Puritan was a label applied to people who wanted to purify the church.
It was basically the term used in England for those who wanted to go
farther in the Reformation than the Church of England had done.  Puritans
wanted to stick closely to the Reformation goal of scripture alone as
authority.  In particular, they tended to reject bishops and church
hierarchies, and they had fewer sacraments; marriage, for example,
was to them not a sacrament; rather a secular legal contract.

Puritans who did not remain with the Church of England tended to form
churches that took the Congregational organizational structure.  Most
of the churches of the Puritans in New England were Congregationalist.
Cotton Mather, for example, was a Congregationalist, and I think it's
safe to say that he was a Puritan.  Most Congregationalists were Puritans.

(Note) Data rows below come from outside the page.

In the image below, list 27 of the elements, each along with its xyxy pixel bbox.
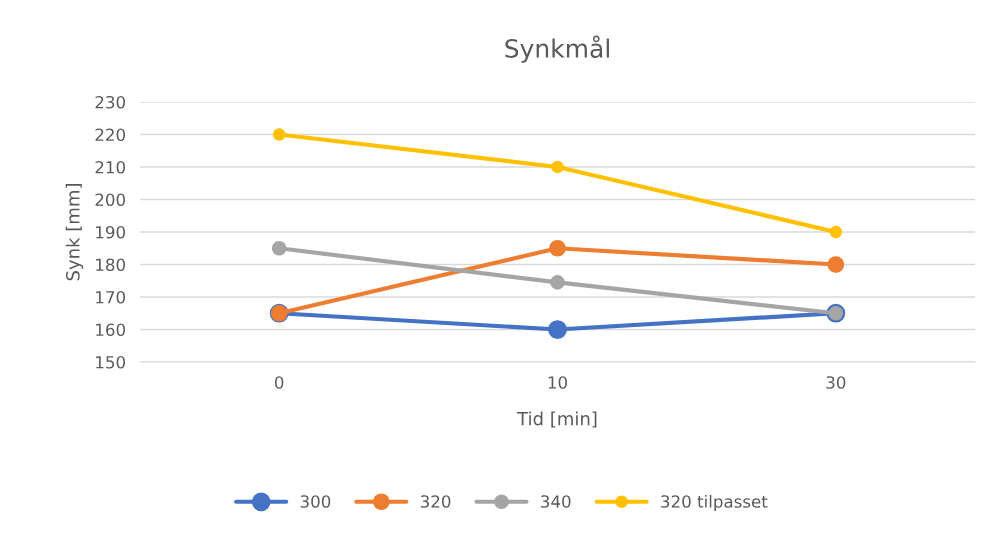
y-axis-title: Synk [mm] xyxy=(65,184,84,281)
point xyxy=(271,240,287,256)
point xyxy=(550,275,565,290)
y-tick-label: 230 xyxy=(95,95,125,109)
legend-label: 320 tilpasset xyxy=(661,494,768,512)
y-tick-label: 200 xyxy=(95,193,125,207)
chart-title: Synkmål xyxy=(505,35,609,63)
point xyxy=(272,128,286,141)
y-tick-label: 210 xyxy=(95,160,125,174)
y-tick-label: 160 xyxy=(96,323,125,337)
x-tick-label: 30 xyxy=(826,376,846,389)
legend-label: 300 xyxy=(300,495,331,508)
y-tick-label: 190 xyxy=(96,225,125,239)
point xyxy=(829,225,843,239)
point xyxy=(551,160,564,174)
x-axis-title: Tid [min] xyxy=(517,411,597,428)
point xyxy=(549,239,566,257)
y-tick-label: 170 xyxy=(96,290,125,304)
y-tick-label: 150 xyxy=(96,355,125,369)
legend-label: 340 xyxy=(541,495,571,508)
x-tick-label: 10 xyxy=(548,376,567,389)
point xyxy=(548,320,567,339)
y-tick-label: 180 xyxy=(96,258,125,272)
legend-label: 320 xyxy=(420,495,451,508)
y-tick-label: 220 xyxy=(95,128,125,142)
point xyxy=(827,256,845,273)
x-tick-label: 0 xyxy=(274,376,284,389)
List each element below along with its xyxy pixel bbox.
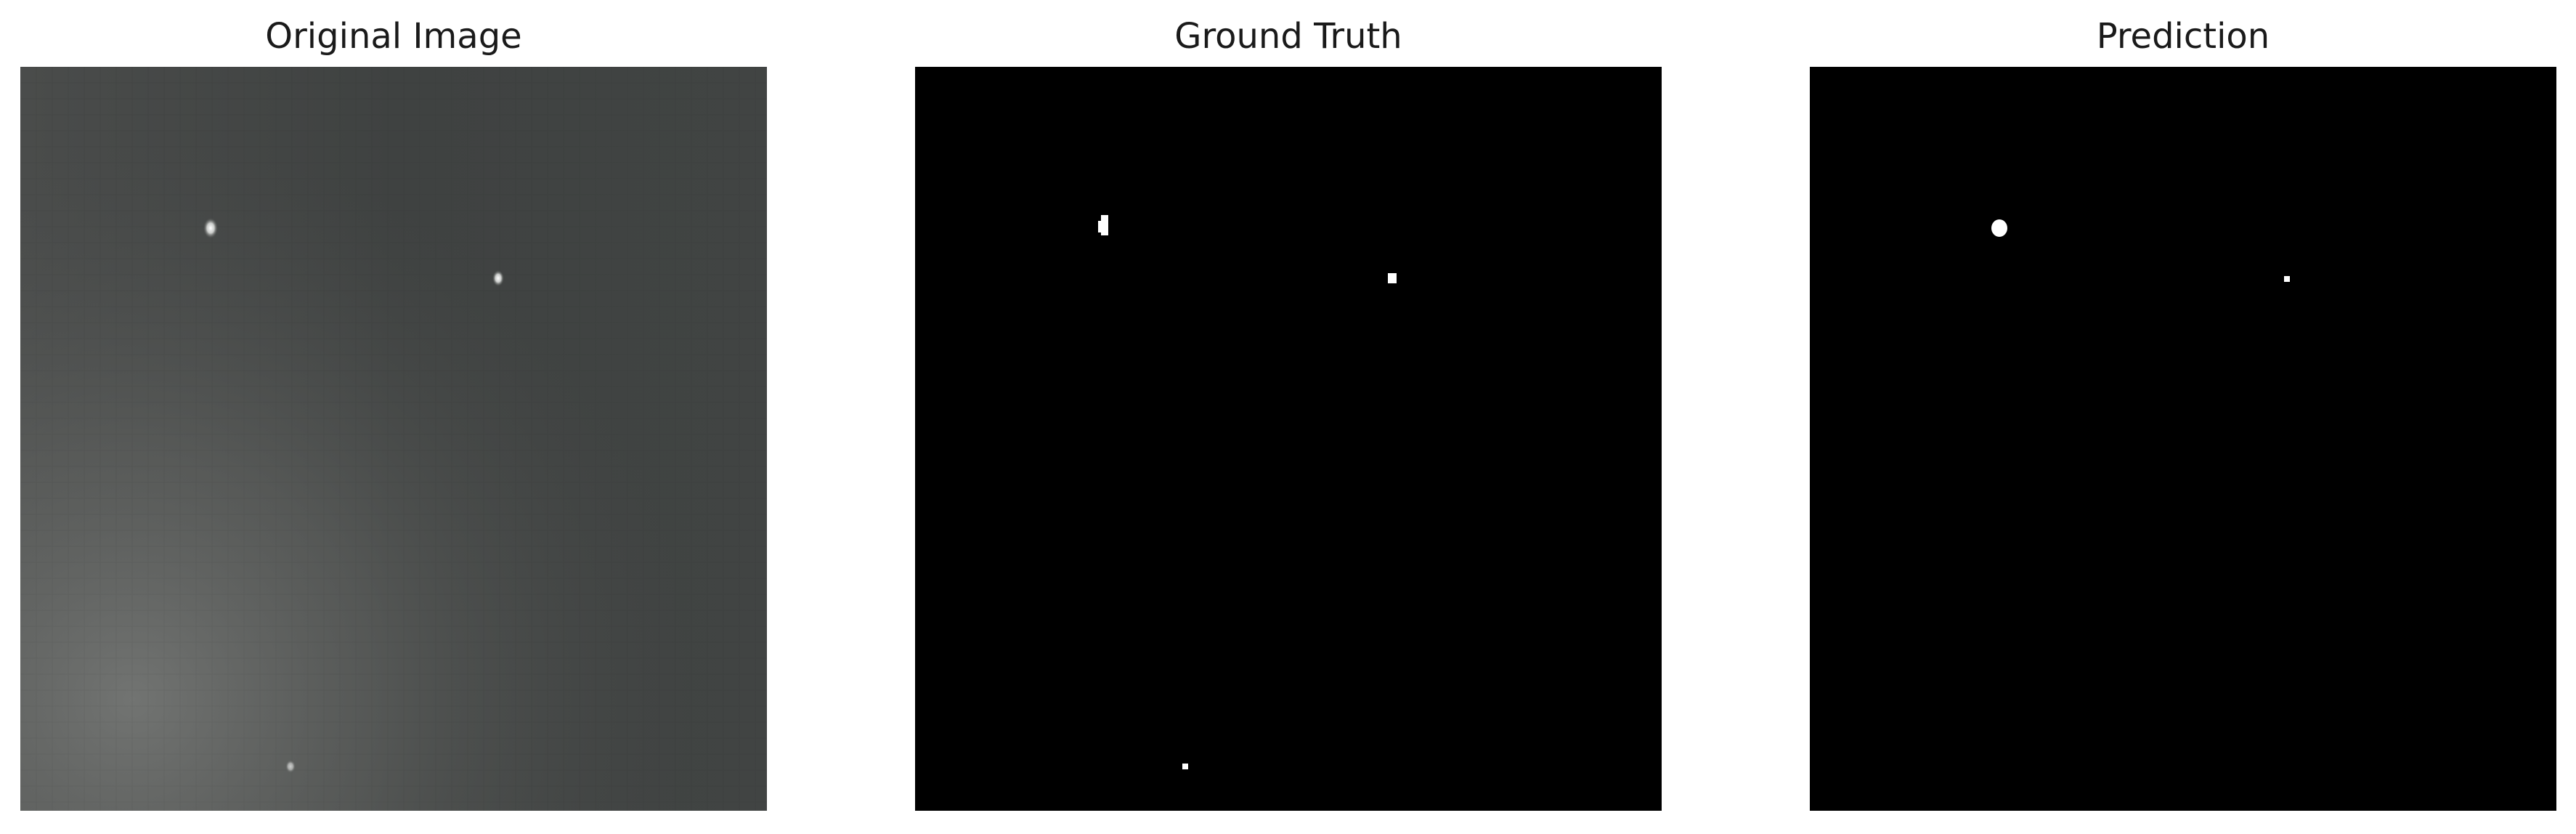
gt-target-3: [1182, 764, 1188, 769]
panel-title-prediction: Prediction: [2096, 16, 2270, 57]
panel-ground-truth: Ground Truth: [915, 0, 1662, 834]
pred-target-2: [2284, 276, 2290, 282]
original-bright-spot-2: [492, 270, 504, 286]
panel-prediction: Prediction: [1810, 0, 2556, 834]
ground-truth-mask: [915, 67, 1662, 811]
original-bright-spot-1: [203, 218, 218, 238]
panel-title-ground-truth: Ground Truth: [1174, 16, 1402, 57]
gt-target-2: [1388, 273, 1397, 283]
panel-title-original: Original Image: [265, 16, 522, 57]
original-bright-spot-3: [285, 760, 296, 773]
gt-target-1: [1101, 215, 1108, 235]
prediction-mask: [1810, 67, 2556, 811]
original-image: [20, 67, 767, 811]
panel-original-image: Original Image: [20, 0, 767, 834]
pred-target-1: [1991, 219, 2007, 237]
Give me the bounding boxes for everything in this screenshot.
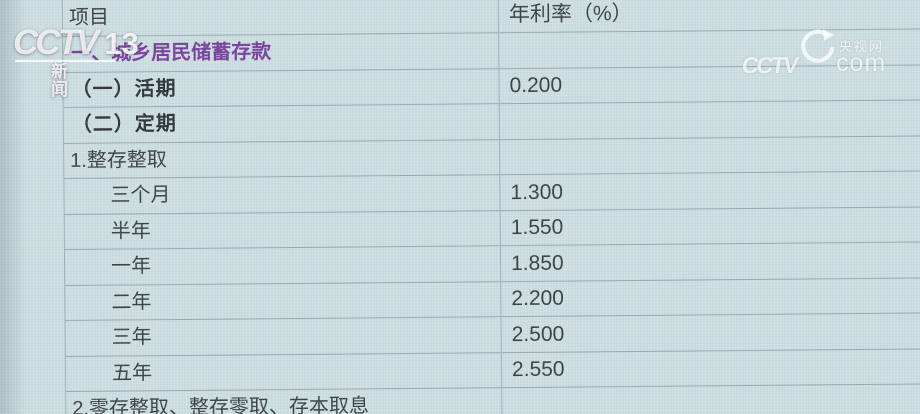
item-cell: （二）定期 bbox=[71, 113, 177, 137]
rate-cell bbox=[498, 100, 920, 139]
item-cell: 一、城乡居民储蓄存款 bbox=[71, 41, 272, 66]
deposit-rate-table: 项目 年利率（%） 一、城乡居民储蓄存款 （一）活期 0.200 （二）定期 1.整存整… bbox=[61, 0, 920, 414]
column-header-rate: 年利率（%） bbox=[497, 0, 920, 33]
item-cell: 二年 bbox=[111, 290, 152, 314]
item-cell: （一）活期 bbox=[71, 77, 177, 101]
rate-cell: 1.550 bbox=[499, 206, 920, 246]
item-cell: 2.零存整取、整存零取、存本取息 bbox=[72, 395, 370, 414]
rate-cell bbox=[498, 29, 920, 68]
rate-table-body: 一、城乡居民储蓄存款 （一）活期 0.200 （二）定期 1.整存整取三个月 1.300 半… bbox=[63, 29, 920, 414]
rate-cell: 1.850 bbox=[499, 242, 920, 281]
rate-cell: 2.550 bbox=[500, 348, 920, 388]
rate-cell bbox=[498, 135, 920, 175]
rate-cell: 0.200 bbox=[498, 64, 920, 104]
rate-cell: 1.300 bbox=[499, 171, 920, 210]
rate-cell bbox=[501, 384, 920, 414]
item-cell: 半年 bbox=[110, 219, 151, 243]
item-cell: 1.整存整取 bbox=[70, 148, 167, 172]
rate-cell: 2.500 bbox=[500, 313, 920, 352]
item-cell: 三年 bbox=[111, 326, 152, 349]
column-header-item: 项目 bbox=[68, 6, 110, 29]
item-cell: 三个月 bbox=[110, 184, 171, 207]
item-cell: 五年 bbox=[111, 361, 153, 385]
rate-cell: 2.200 bbox=[500, 277, 920, 317]
item-cell: 一年 bbox=[110, 255, 152, 278]
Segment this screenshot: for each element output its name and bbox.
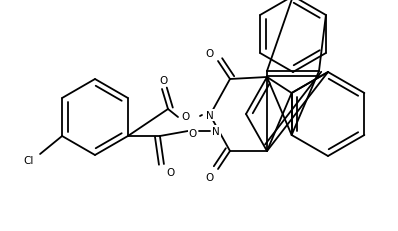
Text: O: O	[206, 49, 214, 59]
Text: O: O	[160, 76, 168, 86]
Text: N: N	[206, 110, 214, 121]
Text: N: N	[212, 126, 220, 137]
Text: O: O	[182, 112, 190, 122]
Text: O: O	[206, 172, 214, 182]
Text: Cl: Cl	[23, 155, 33, 165]
Text: O: O	[189, 128, 197, 138]
Text: O: O	[167, 167, 175, 177]
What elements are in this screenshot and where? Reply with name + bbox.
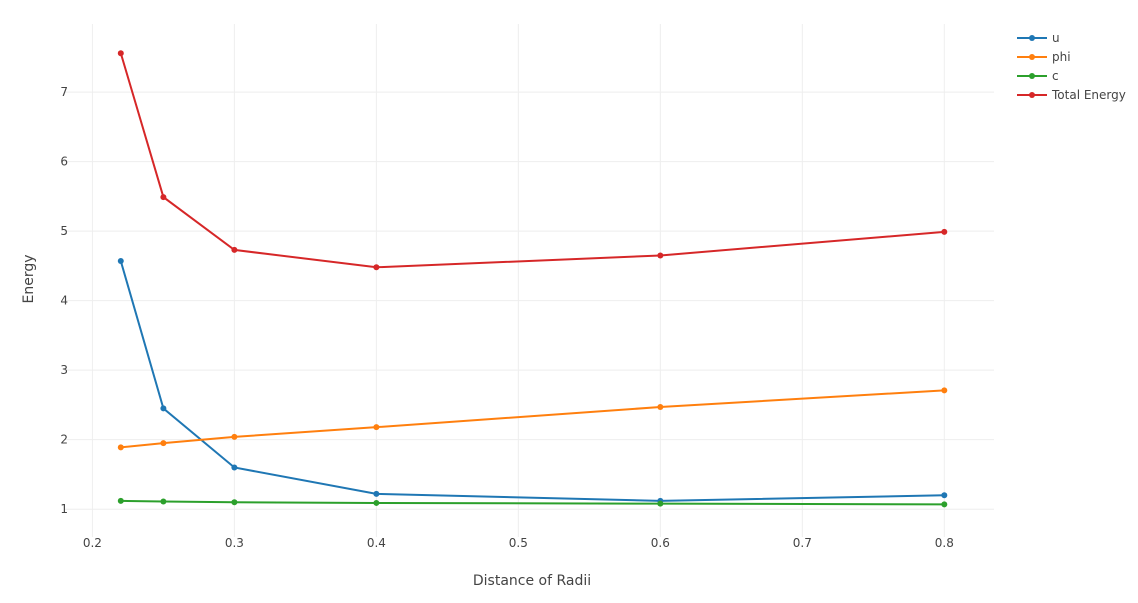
- ticks: 0.2 0.3 0.4 0.5 0.6 0.7 0.8 1 2 3 4 5 6 7: [60, 85, 953, 550]
- y-tick-label: 2: [60, 433, 68, 447]
- data-point: [117, 444, 124, 451]
- data-point: [160, 405, 167, 412]
- grid: [64, 24, 994, 537]
- x-tick-label: 0.2: [83, 536, 102, 550]
- y-tick-label: 7: [60, 85, 68, 99]
- x-tick-label: 0.6: [651, 536, 670, 550]
- legend-item[interactable]: Total Energy: [1017, 88, 1126, 102]
- data-point: [117, 497, 124, 504]
- y-tick-label: 1: [60, 502, 68, 516]
- series-layer: [117, 50, 948, 508]
- series-line: [120, 499, 945, 506]
- data-point: [941, 501, 948, 508]
- series-line: [120, 389, 945, 449]
- series-line: [119, 52, 945, 269]
- data-point: [657, 404, 664, 411]
- x-tick-label: 0.8: [935, 536, 954, 550]
- data-point: [657, 500, 664, 507]
- data-point: [941, 228, 948, 235]
- x-axis-label: Distance of Radii: [473, 573, 591, 589]
- series-phi: [117, 387, 948, 451]
- data-point: [117, 258, 124, 265]
- x-tick-label: 0.4: [367, 536, 386, 550]
- legend-item[interactable]: c: [1017, 69, 1059, 83]
- data-point: [160, 440, 167, 447]
- legend-item[interactable]: u: [1017, 31, 1060, 45]
- data-point: [941, 492, 948, 499]
- series-c: [117, 497, 948, 508]
- legend-label: phi: [1052, 50, 1071, 64]
- data-point: [231, 499, 238, 506]
- legend: u phi c Total Energy: [1017, 31, 1126, 102]
- x-tick-label: 0.7: [793, 536, 812, 550]
- data-point: [941, 387, 948, 394]
- legend-marker: [1029, 35, 1035, 41]
- x-tick-label: 0.5: [509, 536, 528, 550]
- data-point: [160, 194, 167, 201]
- data-point: [373, 424, 380, 431]
- data-point: [373, 490, 380, 497]
- data-point: [160, 498, 167, 505]
- data-point: [373, 264, 380, 271]
- series-u: [117, 258, 948, 504]
- y-tick-label: 3: [60, 363, 68, 377]
- y-tick-label: 6: [60, 155, 68, 169]
- data-point: [117, 50, 124, 57]
- x-tick-label: 0.3: [225, 536, 244, 550]
- legend-label: Total Energy: [1051, 88, 1126, 102]
- legend-label: c: [1052, 69, 1059, 83]
- legend-marker: [1029, 73, 1035, 79]
- y-tick-label: 5: [60, 224, 68, 238]
- legend-marker: [1029, 54, 1035, 60]
- data-point: [231, 246, 238, 253]
- data-point: [657, 252, 664, 259]
- legend-marker: [1029, 92, 1035, 98]
- y-tick-label: 4: [60, 294, 68, 308]
- y-axis-label: Energy: [21, 254, 37, 303]
- data-point: [231, 464, 238, 471]
- series-total-energy: [117, 50, 948, 271]
- legend-label: u: [1052, 31, 1060, 45]
- legend-item[interactable]: phi: [1017, 50, 1071, 64]
- series-line: [119, 260, 945, 502]
- data-point: [231, 433, 238, 440]
- data-point: [373, 499, 380, 506]
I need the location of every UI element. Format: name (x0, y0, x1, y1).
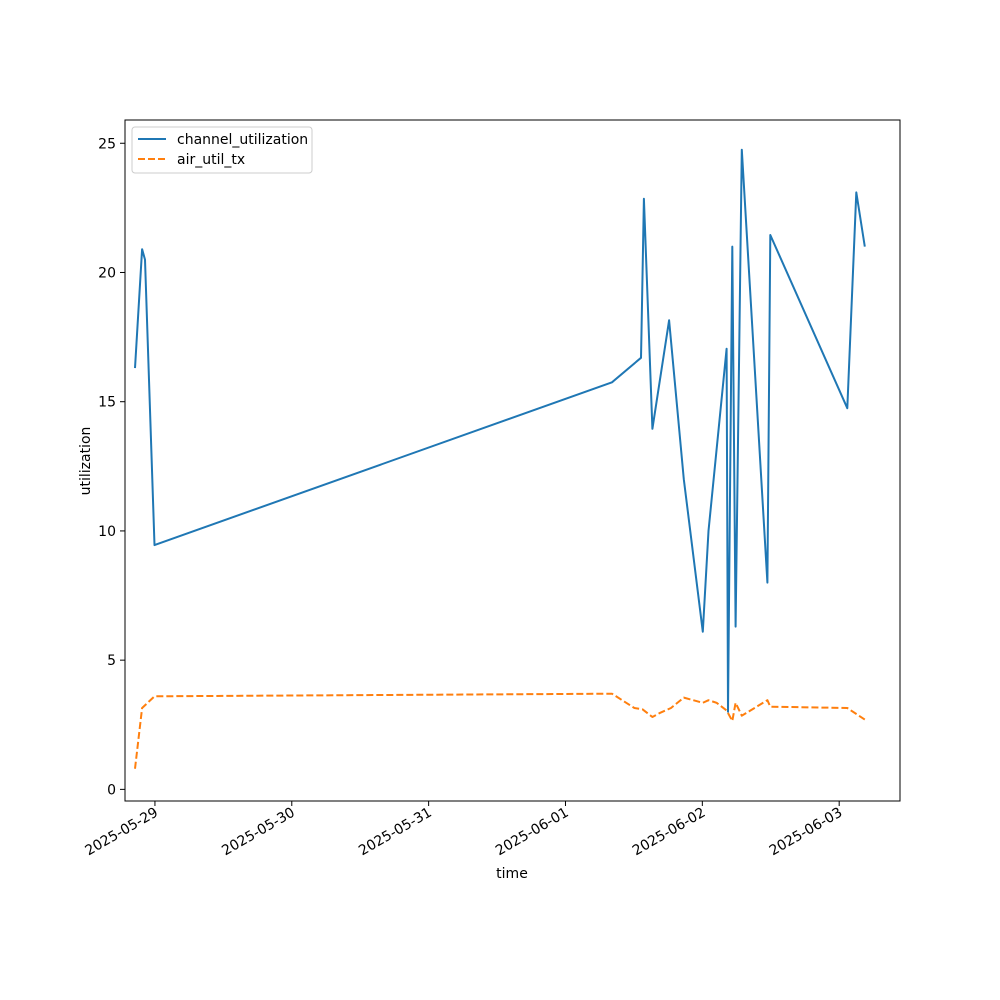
series-layer (134, 148, 866, 769)
legend-label-channel-utilization: channel_utilization (177, 132, 308, 148)
series-line-channel-utilization (134, 148, 866, 713)
y-tick-label: 20 (98, 265, 116, 281)
series-line-air-util-tx (134, 692, 866, 769)
plot-area (124, 119, 901, 802)
plot-background (125, 120, 900, 801)
x-axis-label: time (496, 866, 528, 882)
legend-label-air-util-tx: air_util_tx (177, 152, 245, 168)
y-tick-label: 5 (107, 653, 116, 669)
legend: channel_utilization air_util_tx (131, 126, 313, 174)
y-tick-label: 25 (98, 136, 116, 152)
y-axis-label: utilization (78, 427, 94, 496)
plot-frame (124, 119, 901, 802)
y-axis: 0 5 10 15 20 25 (98, 136, 125, 798)
y-tick-label: 10 (98, 524, 116, 540)
legend-box (131, 126, 313, 174)
y-tick-label: 15 (98, 395, 116, 411)
y-tick-label: 0 (107, 782, 116, 798)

The church in Dorchester, Mass. was Congregationalist, as was the one
in Dorchester, S.C., and the one in Midway, Georgia.  Rev. Joseph Lord
and Rev. John Osgood were Congregationalists; probably Rev. Hugh Fisher
(the one between those two in S.C.) was, as well.

Rev. Osgood was also the first minister in Midway.  Rev. Abiel Holmes
was Congregationalist, so far as I know.  Similarly Rev. Jedidiah Morse.

In Georgia, presumably due to the proximity of Midway to Darien, which
was a Scottish settlement, Scottish Presbyterian influence became greater.
Presbyterians were, after all, in origin the Scottish church founded by
John Knox on Calvinist principles, while Congregationalists were English
Calvinists, so there wasn't a great deal of difference between the two
denominations.

Most of the pastors of Midway were Presbyterian, although the church and
society were always Congregationalist in form.  Methodists often preached
at Midway; when William Bartram visited in 1774, Rev. Osgood had died,
and a Methodist was preaching that particular week.

The S.C. and Midway colony was more willing to listen to other denominations
than the Mathers had been.  This may have had more than a little to do with
why this colony moved south.  Yet in traditions and organizational form,
they were Puritans.  A slightly different kind of Puritans, it's true,
also coming originally from a different area of England.  But Puritans
nonetheless.

In their southern homes they were even more unusual than they had
been in Massachusetts, because they were the only Puritan colony
in the southern states.  Their standards of religious practice,
learning, decorum, etc. made them stand out.